Elite officers yesterday entered the Alcacuz prison near the northern city of Natal to start the process, AFP journalists saw.
The facility has been the scene of gruesome violence between two rival gangs since the weekend, when 26 inmates were massacred, most of them beheaded.
"We are going to carry out this transfer as carefully as possible, respecting all security issues," a spokesman for the state police, local mayor Eduardo Franco, told reporters.
Wives and girlfriends of some of the prisoners being taken away tried to block the road but were dispersed when police fired rubber bullets.
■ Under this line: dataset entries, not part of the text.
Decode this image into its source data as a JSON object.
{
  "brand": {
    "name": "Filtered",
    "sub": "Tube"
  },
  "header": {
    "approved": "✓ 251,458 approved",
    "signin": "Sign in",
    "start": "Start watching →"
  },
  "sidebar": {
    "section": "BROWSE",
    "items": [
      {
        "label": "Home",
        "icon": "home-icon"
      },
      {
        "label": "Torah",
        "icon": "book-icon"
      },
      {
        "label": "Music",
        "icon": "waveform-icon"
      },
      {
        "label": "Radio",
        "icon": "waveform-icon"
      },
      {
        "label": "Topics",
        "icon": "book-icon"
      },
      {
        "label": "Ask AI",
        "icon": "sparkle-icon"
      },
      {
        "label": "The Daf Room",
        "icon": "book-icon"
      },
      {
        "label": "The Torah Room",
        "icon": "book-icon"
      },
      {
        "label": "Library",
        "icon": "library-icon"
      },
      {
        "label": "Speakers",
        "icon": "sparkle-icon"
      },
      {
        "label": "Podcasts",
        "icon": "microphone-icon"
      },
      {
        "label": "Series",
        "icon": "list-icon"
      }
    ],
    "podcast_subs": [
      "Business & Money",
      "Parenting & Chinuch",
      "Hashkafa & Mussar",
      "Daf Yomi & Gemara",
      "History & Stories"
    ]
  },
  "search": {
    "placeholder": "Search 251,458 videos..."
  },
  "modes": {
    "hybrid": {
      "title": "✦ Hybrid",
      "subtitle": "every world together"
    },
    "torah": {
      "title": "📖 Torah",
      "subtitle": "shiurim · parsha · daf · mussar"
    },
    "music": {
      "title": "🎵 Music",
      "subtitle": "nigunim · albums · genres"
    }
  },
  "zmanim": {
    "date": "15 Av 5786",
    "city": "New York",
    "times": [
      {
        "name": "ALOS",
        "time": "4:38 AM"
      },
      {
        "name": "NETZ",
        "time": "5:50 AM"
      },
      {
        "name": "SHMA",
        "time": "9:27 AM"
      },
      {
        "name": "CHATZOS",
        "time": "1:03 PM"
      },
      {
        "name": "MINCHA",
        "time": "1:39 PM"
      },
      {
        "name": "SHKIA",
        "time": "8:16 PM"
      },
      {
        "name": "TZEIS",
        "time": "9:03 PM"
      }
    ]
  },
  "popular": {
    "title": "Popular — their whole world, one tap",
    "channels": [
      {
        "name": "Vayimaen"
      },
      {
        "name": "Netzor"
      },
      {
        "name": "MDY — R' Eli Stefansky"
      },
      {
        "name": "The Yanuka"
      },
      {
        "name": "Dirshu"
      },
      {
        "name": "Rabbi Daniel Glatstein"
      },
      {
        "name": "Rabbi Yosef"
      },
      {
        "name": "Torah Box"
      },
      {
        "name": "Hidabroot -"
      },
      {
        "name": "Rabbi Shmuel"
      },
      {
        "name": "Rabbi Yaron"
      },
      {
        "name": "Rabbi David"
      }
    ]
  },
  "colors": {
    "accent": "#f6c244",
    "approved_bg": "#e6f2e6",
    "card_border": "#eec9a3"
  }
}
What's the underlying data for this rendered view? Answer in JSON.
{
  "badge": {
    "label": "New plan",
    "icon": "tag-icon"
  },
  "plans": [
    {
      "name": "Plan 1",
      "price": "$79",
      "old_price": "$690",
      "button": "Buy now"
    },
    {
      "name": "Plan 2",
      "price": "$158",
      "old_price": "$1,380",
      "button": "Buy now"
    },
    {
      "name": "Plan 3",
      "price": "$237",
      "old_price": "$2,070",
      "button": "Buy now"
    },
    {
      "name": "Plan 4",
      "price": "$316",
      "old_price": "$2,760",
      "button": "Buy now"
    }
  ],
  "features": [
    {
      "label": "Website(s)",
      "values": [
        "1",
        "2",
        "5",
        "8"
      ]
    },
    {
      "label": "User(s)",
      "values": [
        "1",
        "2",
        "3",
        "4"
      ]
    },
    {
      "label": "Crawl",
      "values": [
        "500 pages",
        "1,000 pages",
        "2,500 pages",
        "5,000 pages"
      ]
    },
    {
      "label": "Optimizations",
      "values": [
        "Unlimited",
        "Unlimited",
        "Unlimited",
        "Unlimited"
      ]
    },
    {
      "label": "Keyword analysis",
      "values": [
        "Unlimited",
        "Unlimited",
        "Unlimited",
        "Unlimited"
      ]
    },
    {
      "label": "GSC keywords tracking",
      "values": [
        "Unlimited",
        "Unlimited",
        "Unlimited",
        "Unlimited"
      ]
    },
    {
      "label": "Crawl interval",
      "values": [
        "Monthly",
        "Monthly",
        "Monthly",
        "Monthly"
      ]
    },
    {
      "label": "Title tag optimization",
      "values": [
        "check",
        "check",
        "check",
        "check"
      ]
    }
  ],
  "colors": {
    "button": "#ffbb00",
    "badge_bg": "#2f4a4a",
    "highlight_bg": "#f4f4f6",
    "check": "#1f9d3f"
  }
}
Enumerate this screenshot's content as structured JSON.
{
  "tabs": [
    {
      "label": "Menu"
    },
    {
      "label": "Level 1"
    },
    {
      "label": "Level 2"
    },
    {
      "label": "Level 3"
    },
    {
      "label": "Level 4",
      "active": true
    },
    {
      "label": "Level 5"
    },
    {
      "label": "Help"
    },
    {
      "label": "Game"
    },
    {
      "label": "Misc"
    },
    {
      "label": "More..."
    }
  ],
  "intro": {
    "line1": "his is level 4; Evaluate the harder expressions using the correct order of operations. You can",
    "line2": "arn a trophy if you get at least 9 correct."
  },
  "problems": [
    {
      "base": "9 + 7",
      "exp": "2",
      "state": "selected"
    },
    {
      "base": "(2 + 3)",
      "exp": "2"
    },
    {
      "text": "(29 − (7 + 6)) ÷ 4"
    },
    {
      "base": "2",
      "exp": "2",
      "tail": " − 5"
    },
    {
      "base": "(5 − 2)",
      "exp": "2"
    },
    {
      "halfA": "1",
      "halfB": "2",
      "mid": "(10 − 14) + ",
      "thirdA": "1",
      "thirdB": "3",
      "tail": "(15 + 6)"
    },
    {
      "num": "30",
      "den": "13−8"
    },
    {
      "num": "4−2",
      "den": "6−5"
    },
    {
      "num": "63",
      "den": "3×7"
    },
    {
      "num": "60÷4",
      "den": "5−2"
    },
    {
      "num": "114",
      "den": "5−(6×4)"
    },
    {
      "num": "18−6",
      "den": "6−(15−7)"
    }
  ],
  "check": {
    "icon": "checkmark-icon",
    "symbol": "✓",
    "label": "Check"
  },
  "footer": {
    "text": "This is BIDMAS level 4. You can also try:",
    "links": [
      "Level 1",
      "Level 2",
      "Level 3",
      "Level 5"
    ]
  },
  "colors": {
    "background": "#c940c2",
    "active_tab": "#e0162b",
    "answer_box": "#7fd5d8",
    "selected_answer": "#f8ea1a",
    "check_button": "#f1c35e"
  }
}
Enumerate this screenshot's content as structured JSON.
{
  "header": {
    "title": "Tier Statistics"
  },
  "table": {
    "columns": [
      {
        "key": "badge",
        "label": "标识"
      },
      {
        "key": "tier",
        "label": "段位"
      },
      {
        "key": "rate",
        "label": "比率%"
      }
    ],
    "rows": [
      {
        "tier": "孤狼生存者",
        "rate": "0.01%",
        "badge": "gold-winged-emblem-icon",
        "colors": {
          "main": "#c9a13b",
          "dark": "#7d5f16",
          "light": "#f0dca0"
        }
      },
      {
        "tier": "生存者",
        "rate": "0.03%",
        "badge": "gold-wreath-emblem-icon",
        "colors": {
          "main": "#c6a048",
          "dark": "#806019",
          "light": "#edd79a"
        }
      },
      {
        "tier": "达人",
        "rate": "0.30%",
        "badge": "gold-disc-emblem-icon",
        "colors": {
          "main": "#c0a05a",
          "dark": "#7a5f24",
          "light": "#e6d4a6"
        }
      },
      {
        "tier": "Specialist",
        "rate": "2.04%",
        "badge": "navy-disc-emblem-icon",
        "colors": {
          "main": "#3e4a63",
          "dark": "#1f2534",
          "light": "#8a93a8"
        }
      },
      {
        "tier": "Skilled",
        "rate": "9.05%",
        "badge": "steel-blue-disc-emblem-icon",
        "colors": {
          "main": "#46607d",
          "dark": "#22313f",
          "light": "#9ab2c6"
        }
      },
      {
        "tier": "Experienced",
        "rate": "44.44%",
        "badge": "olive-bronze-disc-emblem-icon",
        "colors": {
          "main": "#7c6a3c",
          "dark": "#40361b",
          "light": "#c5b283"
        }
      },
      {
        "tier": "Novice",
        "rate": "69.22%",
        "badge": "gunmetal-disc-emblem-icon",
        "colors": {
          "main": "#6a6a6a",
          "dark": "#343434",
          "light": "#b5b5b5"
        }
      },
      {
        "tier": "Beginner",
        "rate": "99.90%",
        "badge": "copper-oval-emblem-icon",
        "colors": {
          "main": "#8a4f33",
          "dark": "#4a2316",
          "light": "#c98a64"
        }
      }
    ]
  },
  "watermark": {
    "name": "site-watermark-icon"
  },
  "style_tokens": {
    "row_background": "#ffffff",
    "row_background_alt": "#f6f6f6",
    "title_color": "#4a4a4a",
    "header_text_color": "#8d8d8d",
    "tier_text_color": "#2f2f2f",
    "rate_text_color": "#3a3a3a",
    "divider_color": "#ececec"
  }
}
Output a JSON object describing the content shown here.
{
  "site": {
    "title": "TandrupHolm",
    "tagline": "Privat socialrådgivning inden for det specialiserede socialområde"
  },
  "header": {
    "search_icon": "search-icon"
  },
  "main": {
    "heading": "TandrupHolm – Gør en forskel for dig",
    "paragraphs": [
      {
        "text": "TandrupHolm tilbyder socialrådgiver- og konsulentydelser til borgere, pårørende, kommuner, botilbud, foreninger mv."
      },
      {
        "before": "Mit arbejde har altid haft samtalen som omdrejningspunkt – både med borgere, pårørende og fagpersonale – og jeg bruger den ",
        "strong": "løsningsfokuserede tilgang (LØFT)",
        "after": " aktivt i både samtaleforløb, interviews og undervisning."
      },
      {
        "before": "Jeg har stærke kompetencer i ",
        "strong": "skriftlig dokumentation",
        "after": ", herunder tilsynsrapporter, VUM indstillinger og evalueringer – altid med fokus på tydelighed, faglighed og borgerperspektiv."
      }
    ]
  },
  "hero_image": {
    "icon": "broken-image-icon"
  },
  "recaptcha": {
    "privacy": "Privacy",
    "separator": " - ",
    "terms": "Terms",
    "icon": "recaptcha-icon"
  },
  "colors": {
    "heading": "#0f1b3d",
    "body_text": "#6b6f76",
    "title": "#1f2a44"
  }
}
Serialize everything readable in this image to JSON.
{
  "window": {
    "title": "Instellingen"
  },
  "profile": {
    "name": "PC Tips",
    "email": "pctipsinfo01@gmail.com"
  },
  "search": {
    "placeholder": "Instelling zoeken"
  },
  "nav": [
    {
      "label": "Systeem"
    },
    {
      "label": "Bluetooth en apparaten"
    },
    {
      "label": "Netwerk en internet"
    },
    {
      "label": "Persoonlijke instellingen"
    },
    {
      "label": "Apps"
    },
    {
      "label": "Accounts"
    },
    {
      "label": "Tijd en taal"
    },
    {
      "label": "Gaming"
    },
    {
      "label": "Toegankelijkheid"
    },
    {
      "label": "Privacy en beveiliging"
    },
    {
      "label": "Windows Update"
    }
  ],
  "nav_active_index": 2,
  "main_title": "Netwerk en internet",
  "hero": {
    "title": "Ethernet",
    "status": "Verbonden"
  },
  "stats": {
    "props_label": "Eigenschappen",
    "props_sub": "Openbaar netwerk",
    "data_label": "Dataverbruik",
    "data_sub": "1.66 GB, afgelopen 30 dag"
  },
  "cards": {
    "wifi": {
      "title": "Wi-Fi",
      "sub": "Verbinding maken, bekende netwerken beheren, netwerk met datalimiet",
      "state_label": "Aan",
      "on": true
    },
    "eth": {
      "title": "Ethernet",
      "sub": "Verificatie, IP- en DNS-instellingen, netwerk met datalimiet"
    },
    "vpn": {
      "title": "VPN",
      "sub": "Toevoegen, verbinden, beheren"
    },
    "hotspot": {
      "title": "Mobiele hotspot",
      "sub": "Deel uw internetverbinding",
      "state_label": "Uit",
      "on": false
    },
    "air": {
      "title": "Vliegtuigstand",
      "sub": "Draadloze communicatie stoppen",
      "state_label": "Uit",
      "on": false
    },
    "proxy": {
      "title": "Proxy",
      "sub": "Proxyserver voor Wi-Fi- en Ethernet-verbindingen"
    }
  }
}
The prisoner transfer underlined the tinderbox climate within Brazil's prison system, in which 134 people have been killed in prison violence this year according to the Folha de Sao Paulo newspaper, citing justice ministry figures.
Authorities are accused of long having allowed gangs to run the jails, which are filled well beyond their intended capacity.
Defence Minister Raul Jungmann, who called the situation a "national emergency," said the soldiers "will only enter when the risk of rioting is minimal or nonexistent.... The armed forces are not going to confront these groups."
The troops, who include teams used during last year's Olympic Games in Rio, don't have the constitutional authority to take control of the prisons, only to confiscate dangerous contraband items.
Brazilian police had stormed the Alcacuz prison early Sunday to halt the bloodbath, but were still not in full control three days later.